We don’t need Tom Friedman’s approval for being the only democratic country in the entire Middle East.



Daf Yomi

Congratulations to Herb Keinon for bringing the study of Daf Yomi into the headlines (“When Daf Yomi meets headlines,” July 12).

Those of us who study, know that everyday one can find a parallel in today’s headlines from the daily study. When so many of your readers are Torah observant, it is good to see an article that is relevant to our lives.


San Diego

Fighting against ourselves

In answer to the question “What will happen to Israel if the PA falls?” (July 18): Surely it would mean the country will have fewer terrorists threatening it with destruction, to replace it with Palestine, and as Mahmoud Abbas has often said, to be free of even one Jew.

Therefore, I wonder how Zina Rakhamilova, who wrote the article, can believe that “one of the main reasons Abbas is unpopular is because he is one of the last politicians who – ostensibly – believes in normalization with Israel and calls for a two-state solution.” Fairy tales are for children but even children grow up; not so, apparently, in our part of the world.

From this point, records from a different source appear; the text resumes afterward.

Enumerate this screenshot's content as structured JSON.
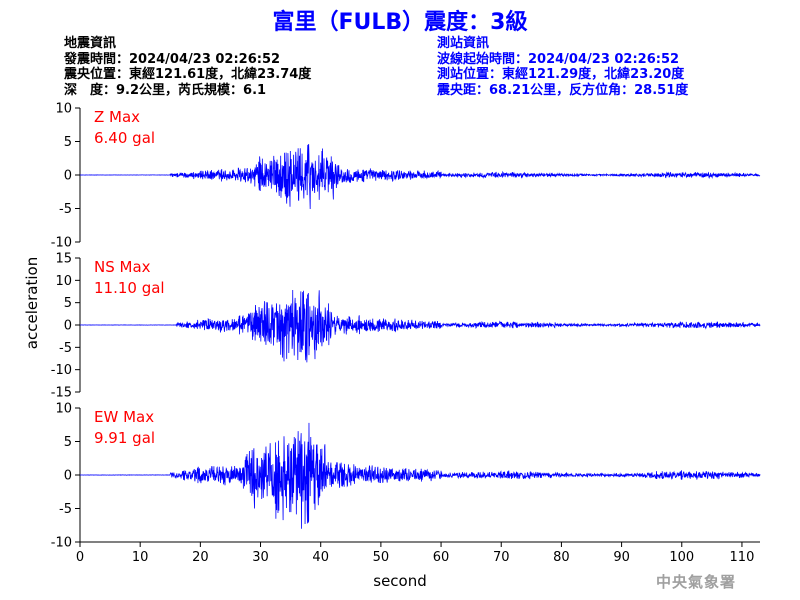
{
  "header": {
    "title": "富里（FULB）震度：3級"
  },
  "quake_info": {
    "heading": "地震資訊",
    "origin_time": "發震時間：2024/04/23 02:26:52",
    "epicenter": "震央位置：東經121.61度，北緯23.74度",
    "depth_magnitude": "深　度：9.2公里，芮氏規模：6.1"
  },
  "station_info": {
    "heading": "測站資訊",
    "arrival_time": "波線起始時間：2024/04/23 02:26:52",
    "location": "測站位置：東經121.29度，北緯23.20度",
    "distance_azimuth": "震央距：68.21公里，反方位角：28.51度"
  },
  "watermark": "中央氣象署",
  "colors": {
    "trace": "#0000ff",
    "label": "#ff0000",
    "axis": "#000000"
  },
  "chart_data": {
    "type": "line",
    "xlabel": "second",
    "ylabel": "acceleration",
    "xlim": [
      0,
      113
    ],
    "x_ticks": [
      0,
      10,
      20,
      30,
      40,
      50,
      60,
      70,
      80,
      90,
      100,
      110
    ],
    "panels": [
      {
        "component": "Z",
        "max_label": "Z Max",
        "max_value": "6.40 gal",
        "peak": 6.4,
        "ylim": [
          -10,
          10
        ],
        "y_ticks": [
          10,
          5,
          0,
          -5,
          -10
        ],
        "onset_s": 15,
        "peak_time_s": 37
      },
      {
        "component": "NS",
        "max_label": "NS Max",
        "max_value": "11.10 gal",
        "peak": 11.1,
        "ylim": [
          -15,
          15
        ],
        "y_ticks": [
          15,
          10,
          5,
          0,
          -5,
          -10,
          -15
        ],
        "onset_s": 16,
        "peak_time_s": 36
      },
      {
        "component": "EW",
        "max_label": "EW Max",
        "max_value": "9.91 gal",
        "peak": 9.91,
        "ylim": [
          -10,
          10
        ],
        "y_ticks": [
          10,
          5,
          0,
          -5,
          -10
        ],
        "onset_s": 15,
        "peak_time_s": 35
      }
    ]
  }
}
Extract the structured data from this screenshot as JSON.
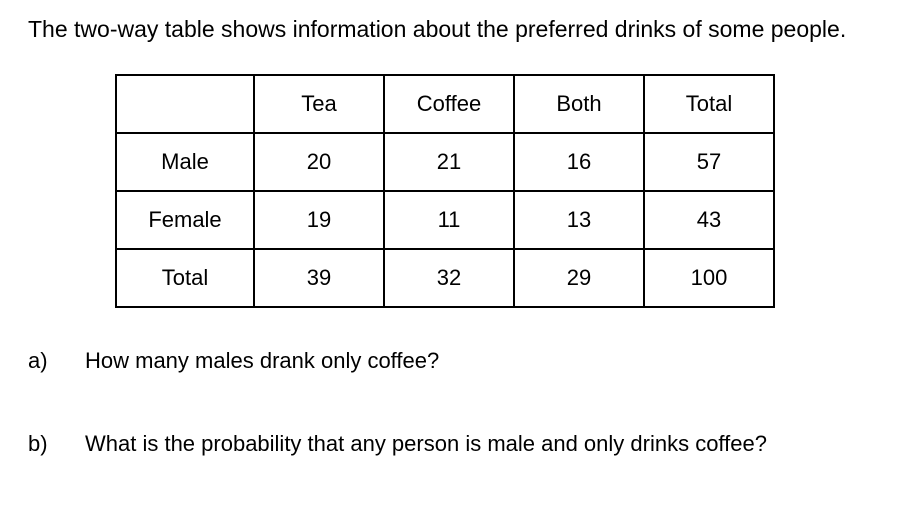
{
  "intro": "The two-way table shows information about the preferred drinks of some people.",
  "table": {
    "header": [
      "",
      "Tea",
      "Coffee",
      "Both",
      "Total"
    ],
    "rows": [
      [
        "Male",
        "20",
        "21",
        "16",
        "57"
      ],
      [
        "Female",
        "19",
        "11",
        "13",
        "43"
      ],
      [
        "Total",
        "39",
        "32",
        "29",
        "100"
      ]
    ]
  },
  "questions": [
    {
      "label": "a)",
      "text": "How many males drank only coffee?"
    },
    {
      "label": "b)",
      "text": "What is the probability that any person is male and only drinks coffee?"
    }
  ]
}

Mahmoud Abbas denies that we have any right to any part of this land and insists that the “Palestinians,” born in 1967 by a political ploy of the Arab League, were here before us. It is unthinkable, or should have been, that Israelis bought into the insane idea that we are dependent on terrorists for our security. The Oslo Accords were a criminal act that should have been undone when the first rocket was fired from Gaza, and before the Palestinian-run territories became a haven for terrorists.

It is sad that Jews, who waited thousands of years to return to their historic land, so easily became the prey in that land with the overlords being the enemy. Rakhamilova finds it unnerving to think of what would happen if Israel loses its source of security coordination in the West Bank. Does she not know its correct name – Judea and Samaria?

Exactly what source of security is she talking about? Fatah only exists because we prop it up and support it, and the only “security” from them is due to their understanding that we will not let Hamas harm them. In fact we are fighting against ourselves.